QGISのレイヤの1つをシェープファイルに、もう一つをGeojsonファイルにエクスポートして比べてみると、シェープファイルは、shp、shx、dbf、prj、qpjという5つのファイルで構成されるのに対して、Geojsonファイルは1つのgeojsonファイルであることがわかります。GISファイルの扱いに慣れていない方にとっては、Geojsonファイルの方が扱いやすいかもしれません。
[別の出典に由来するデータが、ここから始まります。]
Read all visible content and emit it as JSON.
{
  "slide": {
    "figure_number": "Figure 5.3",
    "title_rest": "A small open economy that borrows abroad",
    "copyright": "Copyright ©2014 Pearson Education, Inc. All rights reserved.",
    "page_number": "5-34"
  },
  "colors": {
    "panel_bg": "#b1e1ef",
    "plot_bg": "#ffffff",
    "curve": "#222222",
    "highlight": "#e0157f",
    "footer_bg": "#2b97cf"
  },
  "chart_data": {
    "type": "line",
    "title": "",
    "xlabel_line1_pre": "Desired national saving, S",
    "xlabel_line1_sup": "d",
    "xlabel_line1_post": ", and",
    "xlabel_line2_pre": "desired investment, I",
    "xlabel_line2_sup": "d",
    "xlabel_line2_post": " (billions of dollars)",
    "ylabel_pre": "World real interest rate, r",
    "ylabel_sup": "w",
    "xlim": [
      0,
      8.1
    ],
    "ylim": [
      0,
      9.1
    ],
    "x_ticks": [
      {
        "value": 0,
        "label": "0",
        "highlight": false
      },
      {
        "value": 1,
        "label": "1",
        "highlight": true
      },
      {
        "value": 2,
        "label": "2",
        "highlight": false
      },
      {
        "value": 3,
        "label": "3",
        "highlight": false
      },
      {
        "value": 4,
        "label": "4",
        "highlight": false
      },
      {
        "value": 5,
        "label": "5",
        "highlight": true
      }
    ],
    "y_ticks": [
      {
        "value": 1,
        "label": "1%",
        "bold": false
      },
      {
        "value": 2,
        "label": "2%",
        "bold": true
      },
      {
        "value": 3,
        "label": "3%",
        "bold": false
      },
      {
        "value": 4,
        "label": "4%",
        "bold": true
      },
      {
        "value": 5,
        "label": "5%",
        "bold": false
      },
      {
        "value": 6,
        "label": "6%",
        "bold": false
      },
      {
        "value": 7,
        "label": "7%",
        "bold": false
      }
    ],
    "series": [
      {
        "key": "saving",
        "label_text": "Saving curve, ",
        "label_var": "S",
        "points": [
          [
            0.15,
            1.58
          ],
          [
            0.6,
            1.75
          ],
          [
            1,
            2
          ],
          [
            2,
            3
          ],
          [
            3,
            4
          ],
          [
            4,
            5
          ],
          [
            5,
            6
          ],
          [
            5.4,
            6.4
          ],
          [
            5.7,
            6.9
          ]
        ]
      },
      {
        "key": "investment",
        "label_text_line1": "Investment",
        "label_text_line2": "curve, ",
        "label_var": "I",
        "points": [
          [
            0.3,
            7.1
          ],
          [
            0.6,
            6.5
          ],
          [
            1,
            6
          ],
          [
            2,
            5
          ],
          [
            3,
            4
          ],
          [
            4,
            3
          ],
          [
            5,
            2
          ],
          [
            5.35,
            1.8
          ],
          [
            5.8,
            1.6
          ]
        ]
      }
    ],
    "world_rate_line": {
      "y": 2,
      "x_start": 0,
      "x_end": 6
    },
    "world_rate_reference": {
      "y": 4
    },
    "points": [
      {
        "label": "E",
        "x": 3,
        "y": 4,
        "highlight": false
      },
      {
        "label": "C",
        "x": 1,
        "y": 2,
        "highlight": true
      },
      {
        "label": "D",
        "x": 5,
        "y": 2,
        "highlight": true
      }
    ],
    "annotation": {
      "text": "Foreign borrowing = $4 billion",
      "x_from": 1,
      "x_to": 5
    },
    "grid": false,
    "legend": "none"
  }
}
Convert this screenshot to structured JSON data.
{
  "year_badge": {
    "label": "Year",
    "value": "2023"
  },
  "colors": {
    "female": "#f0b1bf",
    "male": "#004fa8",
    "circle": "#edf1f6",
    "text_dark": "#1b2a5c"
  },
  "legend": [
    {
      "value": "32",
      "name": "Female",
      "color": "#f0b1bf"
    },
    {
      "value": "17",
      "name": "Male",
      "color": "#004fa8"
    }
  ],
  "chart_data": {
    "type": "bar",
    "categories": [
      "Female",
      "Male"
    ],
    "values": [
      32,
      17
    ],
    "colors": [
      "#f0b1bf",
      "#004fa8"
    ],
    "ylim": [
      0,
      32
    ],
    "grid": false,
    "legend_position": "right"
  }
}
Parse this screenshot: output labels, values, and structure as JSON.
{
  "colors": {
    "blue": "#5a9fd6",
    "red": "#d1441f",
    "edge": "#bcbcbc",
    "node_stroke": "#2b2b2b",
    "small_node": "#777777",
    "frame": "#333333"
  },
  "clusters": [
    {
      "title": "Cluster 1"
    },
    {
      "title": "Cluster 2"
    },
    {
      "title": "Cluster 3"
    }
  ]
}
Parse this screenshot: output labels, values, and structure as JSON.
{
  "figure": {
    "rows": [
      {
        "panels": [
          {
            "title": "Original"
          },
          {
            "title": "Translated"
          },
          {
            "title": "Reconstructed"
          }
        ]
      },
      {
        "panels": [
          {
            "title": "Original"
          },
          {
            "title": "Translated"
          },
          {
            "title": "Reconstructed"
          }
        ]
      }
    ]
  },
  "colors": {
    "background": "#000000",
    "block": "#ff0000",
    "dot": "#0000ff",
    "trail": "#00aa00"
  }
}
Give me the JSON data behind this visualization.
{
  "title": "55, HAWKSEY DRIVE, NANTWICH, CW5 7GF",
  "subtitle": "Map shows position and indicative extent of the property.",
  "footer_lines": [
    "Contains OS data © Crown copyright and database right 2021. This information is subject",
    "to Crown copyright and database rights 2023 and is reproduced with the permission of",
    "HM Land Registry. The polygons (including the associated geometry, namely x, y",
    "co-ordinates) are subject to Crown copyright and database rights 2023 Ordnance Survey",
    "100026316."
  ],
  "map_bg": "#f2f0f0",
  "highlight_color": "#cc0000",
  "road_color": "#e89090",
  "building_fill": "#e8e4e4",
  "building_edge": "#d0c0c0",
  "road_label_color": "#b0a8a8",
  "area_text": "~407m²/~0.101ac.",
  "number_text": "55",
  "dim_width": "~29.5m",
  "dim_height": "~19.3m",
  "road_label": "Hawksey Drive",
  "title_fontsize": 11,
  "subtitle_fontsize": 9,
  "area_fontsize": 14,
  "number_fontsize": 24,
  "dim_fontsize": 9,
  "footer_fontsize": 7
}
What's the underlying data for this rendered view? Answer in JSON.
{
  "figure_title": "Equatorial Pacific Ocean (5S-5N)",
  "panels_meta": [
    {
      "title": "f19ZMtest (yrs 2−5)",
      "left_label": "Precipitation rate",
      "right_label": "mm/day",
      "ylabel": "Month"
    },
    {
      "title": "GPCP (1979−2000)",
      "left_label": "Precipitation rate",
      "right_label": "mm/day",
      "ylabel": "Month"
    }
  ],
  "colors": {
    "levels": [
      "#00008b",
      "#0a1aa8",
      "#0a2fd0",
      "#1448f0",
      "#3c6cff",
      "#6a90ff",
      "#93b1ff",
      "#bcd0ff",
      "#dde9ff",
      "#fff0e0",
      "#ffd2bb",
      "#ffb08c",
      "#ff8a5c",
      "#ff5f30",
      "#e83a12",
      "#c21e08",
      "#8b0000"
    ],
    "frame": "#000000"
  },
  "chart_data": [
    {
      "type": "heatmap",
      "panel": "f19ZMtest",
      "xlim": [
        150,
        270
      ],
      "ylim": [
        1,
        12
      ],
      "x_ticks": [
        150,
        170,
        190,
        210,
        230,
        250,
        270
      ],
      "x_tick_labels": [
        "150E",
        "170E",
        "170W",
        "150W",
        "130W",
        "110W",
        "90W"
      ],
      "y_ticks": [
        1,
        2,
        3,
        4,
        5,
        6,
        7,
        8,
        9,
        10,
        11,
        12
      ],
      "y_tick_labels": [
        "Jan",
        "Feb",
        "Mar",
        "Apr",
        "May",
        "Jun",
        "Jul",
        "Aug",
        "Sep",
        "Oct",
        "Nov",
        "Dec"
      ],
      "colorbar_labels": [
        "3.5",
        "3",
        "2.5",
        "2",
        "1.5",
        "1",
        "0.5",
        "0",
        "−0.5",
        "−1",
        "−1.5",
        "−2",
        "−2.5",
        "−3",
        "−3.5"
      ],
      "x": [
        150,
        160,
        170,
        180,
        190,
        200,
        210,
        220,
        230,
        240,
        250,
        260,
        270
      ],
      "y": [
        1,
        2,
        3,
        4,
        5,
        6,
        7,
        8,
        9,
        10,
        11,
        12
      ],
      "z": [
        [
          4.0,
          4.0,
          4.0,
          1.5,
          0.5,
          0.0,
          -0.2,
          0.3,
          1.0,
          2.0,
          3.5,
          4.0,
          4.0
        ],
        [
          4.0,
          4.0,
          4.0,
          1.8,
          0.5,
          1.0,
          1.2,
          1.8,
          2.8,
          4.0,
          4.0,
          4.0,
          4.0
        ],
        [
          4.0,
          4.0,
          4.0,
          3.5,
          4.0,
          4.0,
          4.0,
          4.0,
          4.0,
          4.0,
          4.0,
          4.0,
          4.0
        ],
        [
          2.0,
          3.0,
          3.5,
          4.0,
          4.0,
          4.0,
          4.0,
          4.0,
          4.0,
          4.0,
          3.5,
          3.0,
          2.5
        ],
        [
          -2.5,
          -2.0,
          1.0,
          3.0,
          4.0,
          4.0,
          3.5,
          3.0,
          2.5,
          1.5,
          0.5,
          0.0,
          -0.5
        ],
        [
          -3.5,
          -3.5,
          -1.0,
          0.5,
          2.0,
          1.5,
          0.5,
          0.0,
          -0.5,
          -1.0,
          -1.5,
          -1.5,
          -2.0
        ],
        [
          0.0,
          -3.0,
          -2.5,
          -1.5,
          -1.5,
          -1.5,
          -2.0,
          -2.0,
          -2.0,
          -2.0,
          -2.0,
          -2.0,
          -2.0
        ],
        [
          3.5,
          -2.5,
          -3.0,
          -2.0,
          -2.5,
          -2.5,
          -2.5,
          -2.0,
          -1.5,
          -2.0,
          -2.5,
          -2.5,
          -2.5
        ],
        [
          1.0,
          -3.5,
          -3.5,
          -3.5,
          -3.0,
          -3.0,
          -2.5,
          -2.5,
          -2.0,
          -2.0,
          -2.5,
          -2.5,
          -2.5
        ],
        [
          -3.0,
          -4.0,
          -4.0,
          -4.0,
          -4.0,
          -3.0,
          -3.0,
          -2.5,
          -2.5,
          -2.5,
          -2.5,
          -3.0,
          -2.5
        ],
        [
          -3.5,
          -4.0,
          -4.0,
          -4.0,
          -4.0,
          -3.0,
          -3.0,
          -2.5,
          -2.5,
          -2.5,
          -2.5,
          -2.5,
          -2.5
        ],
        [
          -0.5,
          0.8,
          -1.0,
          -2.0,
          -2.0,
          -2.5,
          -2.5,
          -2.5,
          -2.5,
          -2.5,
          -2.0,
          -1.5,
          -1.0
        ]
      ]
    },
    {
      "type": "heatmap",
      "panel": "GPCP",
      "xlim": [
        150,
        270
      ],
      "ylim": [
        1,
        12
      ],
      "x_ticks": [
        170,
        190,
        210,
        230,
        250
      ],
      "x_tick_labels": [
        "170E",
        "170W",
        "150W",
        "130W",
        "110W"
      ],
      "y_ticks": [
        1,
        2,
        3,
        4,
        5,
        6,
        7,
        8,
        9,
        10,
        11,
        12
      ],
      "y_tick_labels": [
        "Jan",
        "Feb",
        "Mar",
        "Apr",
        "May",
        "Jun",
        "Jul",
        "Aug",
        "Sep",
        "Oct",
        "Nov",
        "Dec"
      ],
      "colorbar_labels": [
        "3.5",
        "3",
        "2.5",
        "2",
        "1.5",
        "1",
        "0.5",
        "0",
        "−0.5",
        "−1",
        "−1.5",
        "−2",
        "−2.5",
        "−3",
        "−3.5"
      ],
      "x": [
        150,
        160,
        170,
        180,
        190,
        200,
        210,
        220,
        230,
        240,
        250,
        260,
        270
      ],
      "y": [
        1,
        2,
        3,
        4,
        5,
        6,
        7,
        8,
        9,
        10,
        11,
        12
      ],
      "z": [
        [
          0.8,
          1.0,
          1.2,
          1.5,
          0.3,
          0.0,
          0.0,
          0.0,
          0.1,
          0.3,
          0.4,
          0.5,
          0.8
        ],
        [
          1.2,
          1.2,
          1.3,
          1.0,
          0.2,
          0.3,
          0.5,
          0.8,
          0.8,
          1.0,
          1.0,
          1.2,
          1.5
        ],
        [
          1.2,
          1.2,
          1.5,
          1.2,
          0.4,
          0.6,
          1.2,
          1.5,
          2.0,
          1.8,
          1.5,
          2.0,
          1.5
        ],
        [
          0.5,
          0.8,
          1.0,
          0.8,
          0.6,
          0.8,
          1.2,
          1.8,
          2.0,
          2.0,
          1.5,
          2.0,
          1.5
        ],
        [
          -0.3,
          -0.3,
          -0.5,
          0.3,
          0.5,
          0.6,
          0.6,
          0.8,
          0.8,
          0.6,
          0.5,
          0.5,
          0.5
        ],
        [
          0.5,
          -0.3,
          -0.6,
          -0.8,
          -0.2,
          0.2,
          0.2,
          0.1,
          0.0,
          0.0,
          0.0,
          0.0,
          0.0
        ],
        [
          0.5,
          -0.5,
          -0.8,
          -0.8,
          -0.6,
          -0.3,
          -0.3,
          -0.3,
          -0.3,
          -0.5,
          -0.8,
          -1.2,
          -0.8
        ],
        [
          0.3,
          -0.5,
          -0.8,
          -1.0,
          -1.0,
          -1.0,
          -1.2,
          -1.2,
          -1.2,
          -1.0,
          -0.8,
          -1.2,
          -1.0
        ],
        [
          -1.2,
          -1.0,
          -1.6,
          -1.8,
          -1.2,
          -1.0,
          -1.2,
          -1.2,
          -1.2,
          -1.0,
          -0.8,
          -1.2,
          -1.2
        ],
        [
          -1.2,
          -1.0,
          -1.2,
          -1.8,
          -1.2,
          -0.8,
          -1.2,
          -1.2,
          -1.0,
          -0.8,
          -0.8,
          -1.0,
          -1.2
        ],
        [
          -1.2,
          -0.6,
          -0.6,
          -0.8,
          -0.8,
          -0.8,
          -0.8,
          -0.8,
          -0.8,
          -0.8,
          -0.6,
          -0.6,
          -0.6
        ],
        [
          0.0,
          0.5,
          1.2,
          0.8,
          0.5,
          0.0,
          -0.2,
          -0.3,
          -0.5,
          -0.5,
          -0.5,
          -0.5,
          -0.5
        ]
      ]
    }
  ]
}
一方で、ファイルの大きさを見ていただくと、テキストで記述されているGeojsonファイルはシェープファイル群の数倍の大きさになるので、広い範囲の大きなデータを扱うにはGeojsonファイルは不向きです。またQGISでの表示速度もシェープファイルより遅くなるので、データファイルをガンガン使う方には、サイズと処理速度の面でシェープファイルの方が使い良いかもしれません。

さあ!ここに登場したのが、Flatgeobuf形式です。

Flatgeobufファイルは、テキスト表示のgeojsonを、コンピュータで処理しやすいように数値表示に変えた(バイナリ)形式で、ファイルサイズの縮小と、処理速度の向上が図られています。処理速度に関してはシェープファイルよりも速いと実感できると思います。

Flatgeobufを作成するには、QGISで既存のレイヤエクスポートの際に形式に「Flatgeobuf」を選択するだけです。

Flatgeobufの書き出し

また、Flatgeobufファイルはgeojsonファイルの長所を引き継いでいて、属性項目名の文字数制限がありません。既存のデータファイルをシェープファイルに出力する際は、属性項目名が半角10文字に制限されてしまい使いづらいとの体験をされた方もおられるのではないでしょうか。

さらに、ここからがFlatgeobufの真骨頂です。

シェープファイルや、geojsonファイルは、データファイルをQGISで扱う際に、ファイルサイズのすべてをQGISが読み込んで作動しますので、例えば県単位の大きなデータをいくつも重ねて表示するには、相当のスペックのメモリを搭載したPCが必要となりますが、部分参照が可能なFlatgeobufファイルは、描画に必要な範囲の情報だけをファイルから取り出して表示します。つまり広く大きなファイルであっても、小さな範囲なら素早く描画するということです。QGISのレンダリングで表示できる縮尺範囲を設定しておけば、極めて快適に広範囲の地図を扱えます。

さらにさらに!!URL参照が可能なFlatgeobuf!!

URL参照の地図データといえば、ラスタタイルやベクトルタイルをイメージされると思いますが、なんとFlatgeobufファイルは、タイルのように分割しなくても、描画に必要な範囲のデータをURL参照して表示できます。

オープンデータカタログサイトなどでFlatgeobufファイルとそのURLを公開すれば、利用者はいちいちダウンロードせずに、公開ファイルをQGISに表示させることができます。

QGISでの読み込み設定は簡単です。
ベクタレイヤの追加ダイヤフラムでソース型の「プロトコル」をチェックして、Flatgeobufファイルが置かれたURLを指定すれば完了です。

Flatgeobufの読み込み

役所や事務所などの閉ざされた環境においてもURL参照で共有できれば、職場内でFlatgeobufファイルを共有できます。URL参照の場合は、元データの編集はできませんが、図形の表示設定はユーザー毎に設定できますし、レイヤエクスポートでレイヤをローカルにコピーできます。

職場内でGISファイルを共有したいけれど「共有でデータが編集されるのは困る」とか「コピーが沢山作られるのも嫌だ」という方、FlatgeobufのURL参照での職場内共有は如何ですか。